Depuis le début de notre siècle, les études de P. Durrieu et de Hulin de Loo et, plus récemment, celles de E. Panofsky ont mis en lumière le rôle capital de l'enluminure parisienne dans l'évolution de la peinture européenne. Pendant un siècle, entre 1320 et 1420 environ — entre Jean Pucelle et le Maître de Boucicaut — elle s'assimilait les moyens de structurer la forme et l'espace ainsi que le répertoire du geste expressif que lui fournissait la peinture italienne du Trecento. Simultanément, dès 1350 environ, elle absorbait la liberté picturale et les effets lumineux de la perspective aérienne des peintres venus des Pays-Bas, de plus en plus nombreux. Les travaux des grands spécialistes de l'enluminure, O. Pàcht, M. Meiss et F. Avril confirmèrent cette mission historique qui préparait l'art souverain des créateurs flamands, Robert Campin (actif avant 1406), Hubert van Eyck (actif avant 1413) et Jan van Eyck (certainement actif avant 1422).

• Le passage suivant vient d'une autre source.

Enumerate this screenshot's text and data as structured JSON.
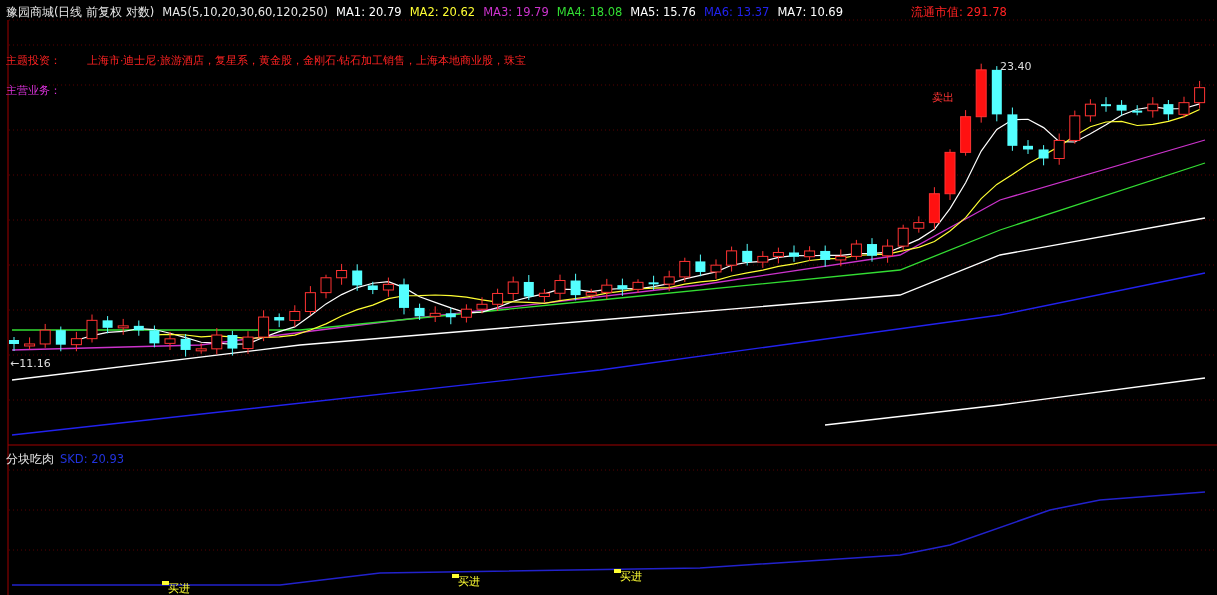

Comparé à un tableau anonyme dépourvu de tout état civil, un manuscrit même sans colophon, armoiries ou devises fournit à l'historien des renseignements beaucoup plus nombreux. Non seulement, comme dans le cas du tableau, on peut examiner au laboratoire son support, la structure de sa matière picturale, les hésitations ou les corrections du peintre; situer la composition et les motifs du sujet représenté dans une tradition ou une famille iconographique (tant religieuse que profane); rapprocher l'écriture du texte et le style de la scène historiée et des bordures de ceux d'autres enluminures. Mais un manuscrit offre une mine de renseignements supplémentaires par son texte.
Ce volume traite de la période de 1444 à 1500 environ et la vie de la capitale peut alors paraître tranquille comme un lac où se serait écoulée la turbulente cascade des malheurs de la guerre de Cent Ans, de la grande peste, de sanglantes émeutes, de la secrète tension sous l'occupation anglaise. C'est seulement pendant deux ans, en 1465-1466, que l'inquiétude allait troubler les bourgeois parisiens qui gardaient pour Louis XI l'enceinte de la ville et observaient les troupes de la Ligue du Bien Public. Il y aura, bien sûr, à la fin du siècle, des épidémies (1482-87, 1495-96,1499-1500) mais c'était, dans ces temps, un avatar endémique et accepté comme tel. La vie a changé et les conditions de la production artistique qui en dépendent viscéralement ne pouvaient demeurer inchangées.
Ainsi, au XIVe siècle, Paris est la capitale de la peinture française et au XVe siècle elle attire de nouveau des peintres de talent d'origine très diverse. Cette constante vitalité, cette envergure cosmopolite qui m'avaient parues, dès 1938, comparables au rôle que Paris assuma au XXe siècle, distingue la peinture de cette ville, entre 1300 et 1500, de celle des autres centres de la France. Elle justifie un volume autonome. Un volume qui gardera toute sa signification même s'il ne devait pas être suivi par d'autres.